Saturday, April 30, 2005

Wrong then, wrong now.

Today represents the 30th anniversary of the fall of Saigon. In commeration I post these quotes of those on the left shortly before that sad day. Even to this day they cannot admit their wrong or the untold suffering that they, and those like them brought about through their naivete and leftist ideology.
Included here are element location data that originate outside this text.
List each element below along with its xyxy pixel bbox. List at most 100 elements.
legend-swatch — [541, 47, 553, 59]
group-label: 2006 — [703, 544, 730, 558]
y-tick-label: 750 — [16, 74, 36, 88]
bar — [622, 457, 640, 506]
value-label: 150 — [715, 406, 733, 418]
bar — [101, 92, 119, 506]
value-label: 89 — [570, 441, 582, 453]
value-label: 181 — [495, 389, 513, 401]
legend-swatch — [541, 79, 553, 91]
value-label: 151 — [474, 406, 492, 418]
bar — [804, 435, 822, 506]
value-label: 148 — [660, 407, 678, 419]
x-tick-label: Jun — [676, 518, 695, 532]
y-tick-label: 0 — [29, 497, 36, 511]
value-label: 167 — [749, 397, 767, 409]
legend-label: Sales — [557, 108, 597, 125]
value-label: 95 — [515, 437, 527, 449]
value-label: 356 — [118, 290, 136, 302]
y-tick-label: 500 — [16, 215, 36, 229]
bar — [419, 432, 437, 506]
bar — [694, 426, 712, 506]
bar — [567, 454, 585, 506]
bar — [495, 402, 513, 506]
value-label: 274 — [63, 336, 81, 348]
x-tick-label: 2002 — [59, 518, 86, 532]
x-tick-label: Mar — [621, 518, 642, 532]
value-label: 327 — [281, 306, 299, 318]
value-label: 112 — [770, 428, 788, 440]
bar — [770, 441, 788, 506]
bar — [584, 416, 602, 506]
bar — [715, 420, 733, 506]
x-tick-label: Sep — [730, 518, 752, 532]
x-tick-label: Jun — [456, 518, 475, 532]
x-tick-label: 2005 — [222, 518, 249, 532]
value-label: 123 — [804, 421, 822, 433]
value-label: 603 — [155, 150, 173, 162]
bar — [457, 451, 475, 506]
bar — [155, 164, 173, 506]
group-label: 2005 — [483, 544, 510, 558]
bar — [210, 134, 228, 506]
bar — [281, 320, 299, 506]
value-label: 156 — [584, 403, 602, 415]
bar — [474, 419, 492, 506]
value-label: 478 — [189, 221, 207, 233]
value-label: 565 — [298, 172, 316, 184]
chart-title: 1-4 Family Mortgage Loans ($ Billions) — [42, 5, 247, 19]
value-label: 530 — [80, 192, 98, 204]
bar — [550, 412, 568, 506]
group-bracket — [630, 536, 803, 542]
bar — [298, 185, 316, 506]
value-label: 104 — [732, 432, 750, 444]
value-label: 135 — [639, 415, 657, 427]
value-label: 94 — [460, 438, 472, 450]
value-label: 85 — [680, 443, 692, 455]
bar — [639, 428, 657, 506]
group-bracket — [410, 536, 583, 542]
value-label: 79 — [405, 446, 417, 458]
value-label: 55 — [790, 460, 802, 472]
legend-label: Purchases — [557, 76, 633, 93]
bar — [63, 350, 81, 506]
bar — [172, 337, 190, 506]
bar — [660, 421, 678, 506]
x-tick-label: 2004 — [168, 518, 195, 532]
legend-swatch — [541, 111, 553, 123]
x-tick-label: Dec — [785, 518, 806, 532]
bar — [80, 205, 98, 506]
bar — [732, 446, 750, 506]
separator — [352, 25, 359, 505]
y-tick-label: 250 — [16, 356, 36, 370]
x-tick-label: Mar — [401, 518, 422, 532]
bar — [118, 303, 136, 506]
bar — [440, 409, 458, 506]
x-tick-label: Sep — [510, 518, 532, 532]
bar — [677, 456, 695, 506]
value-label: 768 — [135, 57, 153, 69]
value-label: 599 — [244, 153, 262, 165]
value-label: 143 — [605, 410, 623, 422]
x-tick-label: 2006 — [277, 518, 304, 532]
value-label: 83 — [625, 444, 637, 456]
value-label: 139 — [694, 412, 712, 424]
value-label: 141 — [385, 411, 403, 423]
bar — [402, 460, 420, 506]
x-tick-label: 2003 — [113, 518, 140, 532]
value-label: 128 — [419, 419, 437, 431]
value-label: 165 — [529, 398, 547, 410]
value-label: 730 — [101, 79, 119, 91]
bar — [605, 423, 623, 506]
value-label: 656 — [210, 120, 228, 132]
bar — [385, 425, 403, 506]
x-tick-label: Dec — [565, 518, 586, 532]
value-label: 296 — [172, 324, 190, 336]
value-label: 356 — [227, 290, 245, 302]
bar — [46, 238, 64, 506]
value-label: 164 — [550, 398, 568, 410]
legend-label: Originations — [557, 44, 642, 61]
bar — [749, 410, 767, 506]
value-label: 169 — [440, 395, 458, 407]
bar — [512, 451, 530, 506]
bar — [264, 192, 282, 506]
"Vietnam should teach us an important lesson. Hanoi [is creating] a collectivist society . . . likely to produce greater welfare and security for its people than any local alternative ever offered, at a cost in freedom that affects a small elite." -- Stanley Hoffman
The New Republic
May 3, 1975

"The greatest gift our country can give the Cambodian people is not guns but peace. And the best way to accomplish that goal is by ending military aid now." -- Rep. Chris Dodd (D., Conn.)
Congressional Record
March 12, 1975

"It is ironic that we are here at a time just before Vietnam is about to be liberated." -- Producer Bert Schneider
Academy Awards
April 8, 1975

4 comments:

beakerkin said...

Thirty Years of repression and misery. In the end the protesters and the Vietnamese and Cambodian people lost.

The sad part is few people talk of the Montagnards. I will try to find the article but they are suffering.
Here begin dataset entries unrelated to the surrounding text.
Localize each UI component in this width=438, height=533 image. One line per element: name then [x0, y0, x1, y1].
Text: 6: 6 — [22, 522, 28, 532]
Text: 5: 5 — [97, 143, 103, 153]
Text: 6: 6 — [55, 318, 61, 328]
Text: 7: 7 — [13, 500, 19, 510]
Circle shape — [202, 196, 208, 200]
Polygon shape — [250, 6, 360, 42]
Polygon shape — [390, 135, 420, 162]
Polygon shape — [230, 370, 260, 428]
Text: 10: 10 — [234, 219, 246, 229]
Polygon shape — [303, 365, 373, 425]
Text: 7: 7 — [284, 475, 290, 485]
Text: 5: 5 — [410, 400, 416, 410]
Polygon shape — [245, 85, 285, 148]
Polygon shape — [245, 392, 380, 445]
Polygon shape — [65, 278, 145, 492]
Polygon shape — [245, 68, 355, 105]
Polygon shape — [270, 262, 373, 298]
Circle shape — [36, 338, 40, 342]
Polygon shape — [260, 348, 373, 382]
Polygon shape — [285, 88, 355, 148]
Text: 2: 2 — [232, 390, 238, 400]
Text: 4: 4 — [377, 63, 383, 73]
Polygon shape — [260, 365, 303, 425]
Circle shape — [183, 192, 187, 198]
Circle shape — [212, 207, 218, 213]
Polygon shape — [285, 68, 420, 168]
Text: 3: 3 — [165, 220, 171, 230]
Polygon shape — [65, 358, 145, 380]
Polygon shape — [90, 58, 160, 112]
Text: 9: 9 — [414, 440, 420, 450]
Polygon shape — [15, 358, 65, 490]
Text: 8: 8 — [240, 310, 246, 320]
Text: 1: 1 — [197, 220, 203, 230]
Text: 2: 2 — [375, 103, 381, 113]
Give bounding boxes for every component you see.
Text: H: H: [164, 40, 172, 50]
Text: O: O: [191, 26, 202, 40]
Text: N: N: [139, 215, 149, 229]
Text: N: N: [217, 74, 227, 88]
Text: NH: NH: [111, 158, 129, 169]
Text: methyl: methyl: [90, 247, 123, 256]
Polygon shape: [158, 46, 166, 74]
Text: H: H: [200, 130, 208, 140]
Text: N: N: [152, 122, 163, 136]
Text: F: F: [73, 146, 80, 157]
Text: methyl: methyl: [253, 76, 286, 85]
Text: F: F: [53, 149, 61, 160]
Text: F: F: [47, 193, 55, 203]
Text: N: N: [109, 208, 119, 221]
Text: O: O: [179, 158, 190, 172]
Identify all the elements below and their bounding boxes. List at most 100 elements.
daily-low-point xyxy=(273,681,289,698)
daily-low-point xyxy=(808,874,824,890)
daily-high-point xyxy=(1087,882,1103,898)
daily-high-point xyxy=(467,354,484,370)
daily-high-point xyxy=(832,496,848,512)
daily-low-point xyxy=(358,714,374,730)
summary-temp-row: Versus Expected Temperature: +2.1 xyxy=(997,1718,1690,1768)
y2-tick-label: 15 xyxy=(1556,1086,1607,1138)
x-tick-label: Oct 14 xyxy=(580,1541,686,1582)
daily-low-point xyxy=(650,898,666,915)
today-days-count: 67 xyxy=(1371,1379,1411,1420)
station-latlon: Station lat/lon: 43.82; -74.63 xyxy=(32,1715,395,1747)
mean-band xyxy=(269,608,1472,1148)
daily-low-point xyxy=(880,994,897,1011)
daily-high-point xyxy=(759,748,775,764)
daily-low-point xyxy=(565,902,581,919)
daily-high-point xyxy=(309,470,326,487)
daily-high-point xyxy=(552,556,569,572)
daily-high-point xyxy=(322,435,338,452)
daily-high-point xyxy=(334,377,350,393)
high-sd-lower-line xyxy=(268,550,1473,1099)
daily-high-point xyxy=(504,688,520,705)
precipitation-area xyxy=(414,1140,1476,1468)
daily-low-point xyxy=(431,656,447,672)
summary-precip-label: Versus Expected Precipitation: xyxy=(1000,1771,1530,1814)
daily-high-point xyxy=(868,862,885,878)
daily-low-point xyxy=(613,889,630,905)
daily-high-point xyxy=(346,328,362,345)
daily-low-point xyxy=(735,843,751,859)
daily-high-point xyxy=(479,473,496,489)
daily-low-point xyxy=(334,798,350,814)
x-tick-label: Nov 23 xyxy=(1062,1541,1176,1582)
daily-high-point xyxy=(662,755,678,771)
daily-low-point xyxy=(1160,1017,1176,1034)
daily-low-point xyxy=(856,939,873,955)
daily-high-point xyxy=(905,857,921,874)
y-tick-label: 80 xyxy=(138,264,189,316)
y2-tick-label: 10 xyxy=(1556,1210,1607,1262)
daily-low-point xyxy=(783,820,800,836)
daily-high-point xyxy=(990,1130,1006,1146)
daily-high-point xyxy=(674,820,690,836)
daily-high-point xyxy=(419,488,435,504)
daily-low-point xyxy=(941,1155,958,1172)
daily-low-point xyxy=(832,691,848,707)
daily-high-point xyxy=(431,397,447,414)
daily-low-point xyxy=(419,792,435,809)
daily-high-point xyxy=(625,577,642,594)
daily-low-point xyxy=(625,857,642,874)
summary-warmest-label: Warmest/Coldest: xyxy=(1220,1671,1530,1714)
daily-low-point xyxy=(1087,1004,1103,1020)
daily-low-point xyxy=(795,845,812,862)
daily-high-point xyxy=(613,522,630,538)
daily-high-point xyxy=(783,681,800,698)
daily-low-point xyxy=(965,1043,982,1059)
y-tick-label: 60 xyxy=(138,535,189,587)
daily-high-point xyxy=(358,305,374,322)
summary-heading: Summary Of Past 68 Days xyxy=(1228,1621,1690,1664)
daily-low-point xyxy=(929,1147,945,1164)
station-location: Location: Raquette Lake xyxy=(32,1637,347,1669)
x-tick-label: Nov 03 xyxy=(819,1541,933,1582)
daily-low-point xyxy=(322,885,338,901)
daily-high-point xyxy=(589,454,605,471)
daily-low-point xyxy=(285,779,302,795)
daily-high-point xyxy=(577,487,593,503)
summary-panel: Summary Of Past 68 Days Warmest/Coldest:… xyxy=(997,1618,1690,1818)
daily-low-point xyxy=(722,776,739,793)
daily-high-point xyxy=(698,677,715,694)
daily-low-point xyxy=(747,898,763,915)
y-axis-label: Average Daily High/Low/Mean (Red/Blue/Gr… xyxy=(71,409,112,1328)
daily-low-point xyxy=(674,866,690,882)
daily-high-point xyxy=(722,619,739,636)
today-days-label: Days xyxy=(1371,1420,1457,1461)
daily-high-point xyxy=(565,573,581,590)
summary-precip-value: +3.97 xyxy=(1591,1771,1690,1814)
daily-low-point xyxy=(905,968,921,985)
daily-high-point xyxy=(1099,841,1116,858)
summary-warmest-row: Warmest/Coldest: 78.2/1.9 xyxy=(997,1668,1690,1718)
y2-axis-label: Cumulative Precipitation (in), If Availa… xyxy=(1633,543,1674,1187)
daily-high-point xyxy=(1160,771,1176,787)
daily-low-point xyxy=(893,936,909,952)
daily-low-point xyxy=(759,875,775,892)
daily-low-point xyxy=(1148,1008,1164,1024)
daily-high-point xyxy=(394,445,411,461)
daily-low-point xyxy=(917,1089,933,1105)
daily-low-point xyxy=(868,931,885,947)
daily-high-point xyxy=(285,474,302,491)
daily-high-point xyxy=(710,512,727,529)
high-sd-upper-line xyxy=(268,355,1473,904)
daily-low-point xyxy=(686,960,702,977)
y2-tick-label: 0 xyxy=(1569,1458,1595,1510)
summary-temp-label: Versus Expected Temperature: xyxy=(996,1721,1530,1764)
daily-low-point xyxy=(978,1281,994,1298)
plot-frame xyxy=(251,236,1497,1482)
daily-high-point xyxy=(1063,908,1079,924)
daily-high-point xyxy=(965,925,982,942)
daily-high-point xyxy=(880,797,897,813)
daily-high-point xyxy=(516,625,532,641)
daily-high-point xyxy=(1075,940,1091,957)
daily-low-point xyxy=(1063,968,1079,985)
If you get a chance try this link
http://hrw.org/enlish/docs/2005/02/28/vietna.10220.htm

The behavior of the protesters made me a Republican.

Jason Pappas said...

I’ve made mistakes in my life and have great regret. But it is amazing how notable people – writers and senators – said such stupid things and were so deadly wrong but still show no signs of regret.

In addition to Vietnam the New Republic has a sorry record going way back. All through out the 1930s the New Republic was an apologist for Stalin. Here is a sample of some of my favorites (from the book “Liberals and Communism”:

The New Republic’s [view was that the] basic belief that a workers’ state was nonimperialist and nonaggressive because it had eliminated the principal cause of war under capitalism – the profit motive. Russia, the editors said, was ‘no longer an imperialist power,’ but the ‘world’s first communist state.’”

The editors of The New Republic wrote: ‘Stalin is not and never has been a dictator in Russia, in the same sense in which a Mussolini … is a dictator.’” “Instead, there was a dictatorship of the Communist Party; Stalin, according to Davis and Bruce Bliven, could be deposed any time the Party was dissatisfied.”

The editors of The New Republic were willing to temporize earlier. Bliven and Soule did not like the absence of civil liberties, but they refused to make any outright condemnation of Russian justice.

“By mid-February 1937 The New Republic had firmly established its official ‘know-nothing’ attitude [with regards to Stalin’s “Great Terror”]. … only speculation was possible. … Although both The New Republic and The Nation adopted this position, neither was truly ‘agnostic.’ The Nation tended to give the benefit of the doubt to the government … “

“The New Republic coupled its plea for suspended judgment with a plea for unity. Refusing to see in the trials any evidence of a violation of civil liberties requiring liberal protest, … [Feb 1937] … ‘we do not know enough … we should turn our attention to matters near at home.’”

“In the twenties the editors of The New Republic had regarded Trotsky as a fanatical dogmatist and Stalin as a pragmatic and flexible leader, capable of adjusting his ideas to changing circumstances.”

Warren said...

Thank you Jason!
Much appreciated.

You once again prove, there are some things so stupid only an "intellectual" would believe them. Even if you do have to taken the definition of intellectual downward.

And many of them still believe the tripe they publish in the face of reality. Of course, some of them don't really believe.

But you'll never make a good Marxist if you have a problem with lying and "The New Republic", has historically been, full of good Marxists.

(sigh), Another book I have to read.

;-)

drummaster2001 said...
This comment has been removed by a blog administrator.